It was simply a low sand-bank, about a hundred feet wide at widest part, and running out two or three hundred feet into the river. As has been said, the north bank of the river was a perpendicular precipice, but now that the tide was out, there was a path at the foot of the rocks by means of which any one could walk from the sand-spit to a ravine a quarter of a mile away, and thus reach the meadows lying back of the precipice. This path was covered with water at high tide; but as it was sure to be passable for three or four hours, Harry and Tom set out to procure provisions for the day.
The fleet was wind-bound all that day, for neither the wind nor the sea showed the slightest intention of going down. Harry and Tom returned, after an hour's absence, with bread, butter, eggs, milk, and strawberries, and with the cheerful information that, in the opinion of a gloomy farmer, the wind would continue to blow for at least two days more.
After resting and sleeping on the soft sand, the boys began to find the time hang heavily on their hands. They overhauled their sails and rigging, putting them in complete order. Charley mended a pair of trousers belonging to Joe in a really artistic way, and Joe, with his left arm in a sling, played "mumble-te-peg" with Harry. Tom collected fire-wood, and when he had got together more than enough to cook two or three meals, occupied himself by trying to roll a heavy log into a position near the canoes, where it could be used as a seat or a table.

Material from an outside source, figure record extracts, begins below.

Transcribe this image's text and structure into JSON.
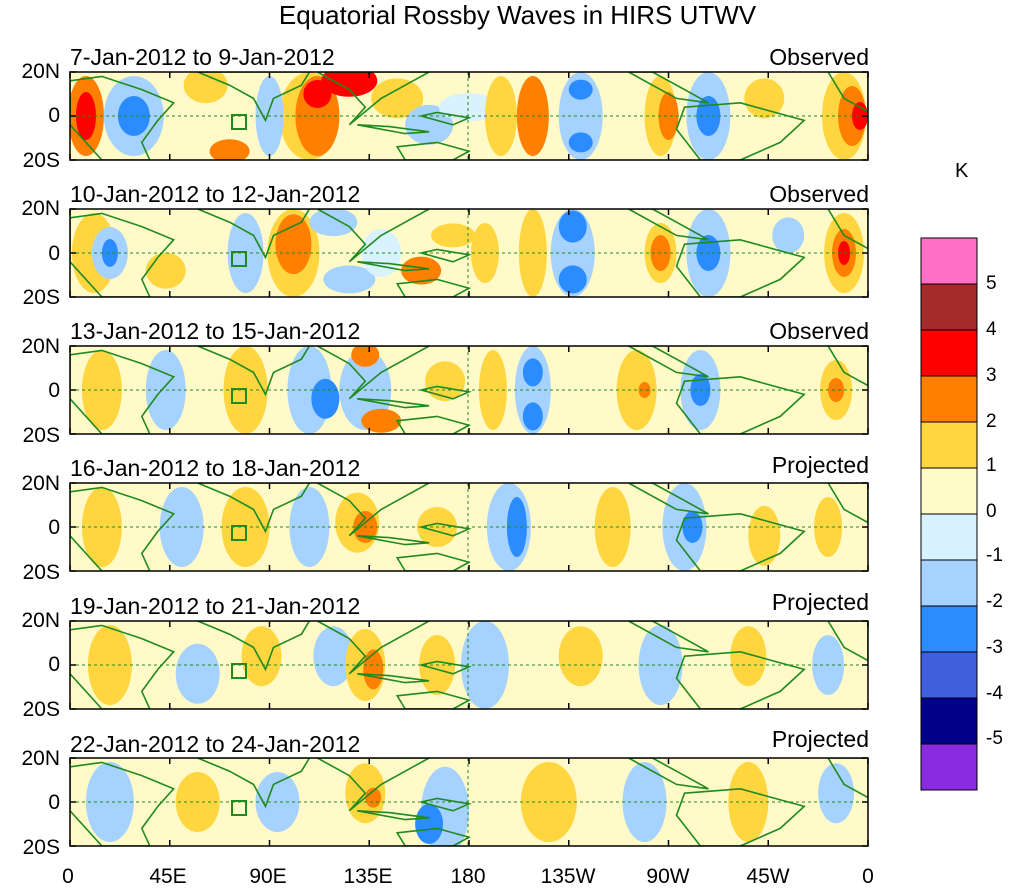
{
  "title": "Equatorial Rossby Waves in HIRS UTWV",
  "panels": [
    {
      "date": "7-Jan-2012 to 9-Jan-2012",
      "status": "Observed"
    },
    {
      "date": "10-Jan-2012 to 12-Jan-2012",
      "status": "Observed"
    },
    {
      "date": "13-Jan-2012 to 15-Jan-2012",
      "status": "Observed"
    },
    {
      "date": "16-Jan-2012 to 18-Jan-2012",
      "status": "Projected"
    },
    {
      "date": "19-Jan-2012 to 21-Jan-2012",
      "status": "Projected"
    },
    {
      "date": "22-Jan-2012 to 24-Jan-2012",
      "status": "Projected"
    }
  ],
  "y_labels": [
    "20N",
    "0",
    "20S"
  ],
  "x_labels": [
    "0",
    "45E",
    "90E",
    "135E",
    "180",
    "135W",
    "90W",
    "45W",
    "0"
  ],
  "colorbar": {
    "unit": "K",
    "levels": [
      "5",
      "4",
      "3",
      "2",
      "1",
      "0",
      "-1",
      "-2",
      "-3",
      "-4",
      "-5"
    ],
    "colors": [
      "#ff6ec7",
      "#a52a2a",
      "#ff0000",
      "#ff7f00",
      "#ffd640",
      "#fffac8",
      "#d8f2ff",
      "#a6d2ff",
      "#2b8cff",
      "#3f5fdf",
      "#00008b",
      "#8a2be2"
    ]
  },
  "land_color": "#1f8a1f"
}
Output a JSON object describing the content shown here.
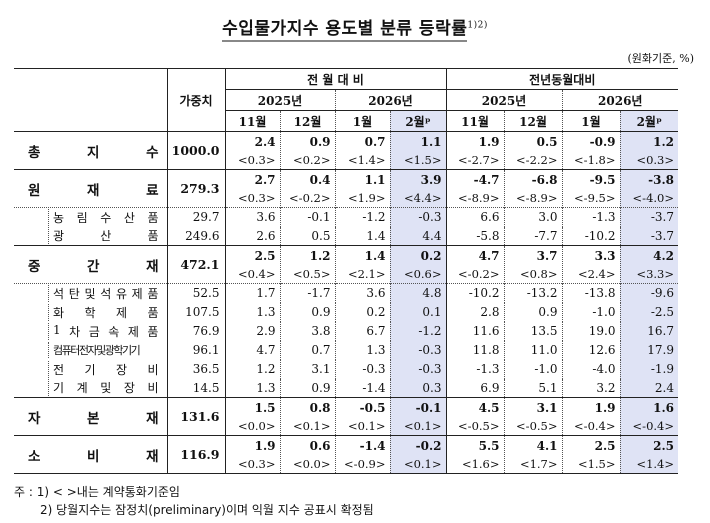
{
  "title": "수입물가지수 용도별 분류 등락률",
  "title_sup": "1)2)",
  "unit": "(원화기준, %)",
  "header": {
    "weight": "가중치",
    "group_mom": "전 월 대 비",
    "group_yoy": "전년동월대비",
    "years": [
      "2025년",
      "2026년",
      "2025년",
      "2026년"
    ],
    "months": [
      "11월",
      "12월",
      "1월",
      "2월ᵖ",
      "11월",
      "12월",
      "1월",
      "2월ᵖ"
    ]
  },
  "highlight_color": "#dfe3f5",
  "rows": [
    {
      "label": [
        "총",
        "지",
        "수"
      ],
      "type": "cat",
      "weight": "1000.0",
      "values": [
        "2.4",
        "0.9",
        "0.7",
        "1.1",
        "1.9",
        "0.5",
        "-0.9",
        "1.2"
      ],
      "contract": [
        "<0.3>",
        "<0.2>",
        "<1.4>",
        "<1.5>",
        "<-2.7>",
        "<-2.2>",
        "<-1.8>",
        "<0.3>"
      ]
    },
    {
      "label": [
        "원",
        "재",
        "료"
      ],
      "type": "cat",
      "weight": "279.3",
      "values": [
        "2.7",
        "0.4",
        "1.1",
        "3.9",
        "-4.7",
        "-6.8",
        "-9.5",
        "-3.8"
      ],
      "contract": [
        "<0.3>",
        "<-0.2>",
        "<1.9>",
        "<4.4>",
        "<-8.9>",
        "<-8.9>",
        "<-9.5>",
        "<-4.0>"
      ]
    },
    {
      "label": [
        "농",
        "림",
        "수",
        "산",
        "품"
      ],
      "type": "sub",
      "weight": "29.7",
      "values": [
        "3.6",
        "-0.1",
        "-1.2",
        "-0.3",
        "6.6",
        "3.0",
        "-1.3",
        "-3.7"
      ]
    },
    {
      "label": [
        "광",
        "산",
        "품"
      ],
      "type": "sub",
      "weight": "249.6",
      "values": [
        "2.6",
        "0.5",
        "1.4",
        "4.4",
        "-5.8",
        "-7.7",
        "-10.2",
        "-3.7"
      ]
    },
    {
      "label": [
        "중",
        "간",
        "재"
      ],
      "type": "cat",
      "weight": "472.1",
      "values": [
        "2.5",
        "1.2",
        "1.4",
        "0.2",
        "4.7",
        "3.7",
        "3.3",
        "4.2"
      ],
      "contract": [
        "<0.4>",
        "<0.5>",
        "<2.1>",
        "<0.6>",
        "<-0.2>",
        "<0.8>",
        "<2.4>",
        "<3.3>"
      ]
    },
    {
      "label": [
        "석",
        "탄",
        "및",
        "석",
        "유",
        "제",
        "품"
      ],
      "type": "sub",
      "weight": "52.5",
      "values": [
        "1.7",
        "-1.7",
        "3.6",
        "4.8",
        "-10.2",
        "-13.2",
        "-13.8",
        "-9.6"
      ]
    },
    {
      "label": [
        "화",
        "학",
        "제",
        "품"
      ],
      "type": "sub",
      "weight": "107.5",
      "values": [
        "1.3",
        "0.9",
        "0.2",
        "0.1",
        "2.8",
        "0.9",
        "-1.0",
        "-2.5"
      ]
    },
    {
      "label": [
        "1",
        "차",
        "금",
        "속",
        "제",
        "품"
      ],
      "type": "sub",
      "weight": "76.9",
      "values": [
        "2.9",
        "3.8",
        "6.7",
        "-1.2",
        "11.6",
        "13.5",
        "19.0",
        "16.7"
      ]
    },
    {
      "label": [
        "컴퓨터전자및광학기기"
      ],
      "type": "sub",
      "tight": true,
      "weight": "96.1",
      "values": [
        "4.7",
        "0.7",
        "1.3",
        "-0.3",
        "11.8",
        "11.0",
        "12.6",
        "17.9"
      ]
    },
    {
      "label": [
        "전",
        "기",
        "장",
        "비"
      ],
      "type": "sub",
      "weight": "36.5",
      "values": [
        "1.2",
        "3.1",
        "-0.3",
        "-0.3",
        "-1.3",
        "-1.0",
        "-4.0",
        "-1.9"
      ]
    },
    {
      "label": [
        "기",
        "계",
        "및",
        "장",
        "비"
      ],
      "type": "sub",
      "weight": "14.5",
      "values": [
        "1.3",
        "0.9",
        "-1.4",
        "0.3",
        "6.9",
        "5.1",
        "3.2",
        "2.4"
      ]
    },
    {
      "label": [
        "자",
        "본",
        "재"
      ],
      "type": "cat",
      "weight": "131.6",
      "values": [
        "1.5",
        "0.8",
        "-0.5",
        "-0.1",
        "4.5",
        "3.1",
        "1.9",
        "1.6"
      ],
      "contract": [
        "<0.0>",
        "<0.1>",
        "<0.1>",
        "<0.1>",
        "<-0.5>",
        "<-0.5>",
        "<-0.4>",
        "<-0.4>"
      ]
    },
    {
      "label": [
        "소",
        "비",
        "재"
      ],
      "type": "cat",
      "weight": "116.9",
      "values": [
        "1.9",
        "0.6",
        "-1.4",
        "-0.2",
        "5.5",
        "4.1",
        "2.5",
        "2.5"
      ],
      "contract": [
        "<0.3>",
        "<0.0>",
        "<-0.9>",
        "<0.1>",
        "<1.6>",
        "<1.7>",
        "<1.5>",
        "<1.4>"
      ]
    }
  ],
  "notes": {
    "prefix": "주 :",
    "n1": "1) < >내는 계약통화기준임",
    "n2": "2) 당월지수는 잠정치(preliminary)이며 익월 지수 공표시 확정됨"
  }
}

The sand was strewn with logs, big and little, and Harry proposed that as many logs as possible should be got together, so that an enormous camp fire could be started. It was a happy idea, for it gave the boys employment for the greater part of the day. It became a matter of pride with them to bring the biggest and heaviest of the logs up to the fire-place. Some of them could only be stirred with levers, and moved with the help of rollers cut from smaller logs. Whenever a particularly big log was successfully moved, the boys were encouraged to attack a still bigger one. Thus they finally collected an amount of fire-wood sufficient to make a blaze bright enough to be seen a dozen miles at night.
When they were tired of rolling logs, Tom went fishing, but caught nothing, while Charley cooked the dinner and watched the rising tide, half afraid that the water would reach the fire and put it out before he could get dinner ready. The tide rose so high that it came within two or three yards of the fire, and almost as near to the canoes, but it spared the dinner. When the tide was nearly full, only a small part of the sand-spit was out of water, and the path along the foot of the precipice was completely covered, so that the waves broke directly against the rocks.
AROUND THE CAMP FIRE.
"It's lucky for us that the tide doesn't cover the whole of this place," remarked Charley, as he placed the dinner on a large log which served as a table, and beat a tattoo on the frying-pan as a signal to Tom to give up fishing and come to dinner. "I should hate to have to take to the canoes again in this wind."
"It's lucky that the tide will ebb again," said Harry, "for we're cut off from the shore as the tide is now, unless we could climb up the rocks, and I don't believe we could."
"It's all right," said Tom, putting his fishing-tackle in his canoe, "provided the tide doesn't come up in the night and float the canoes off."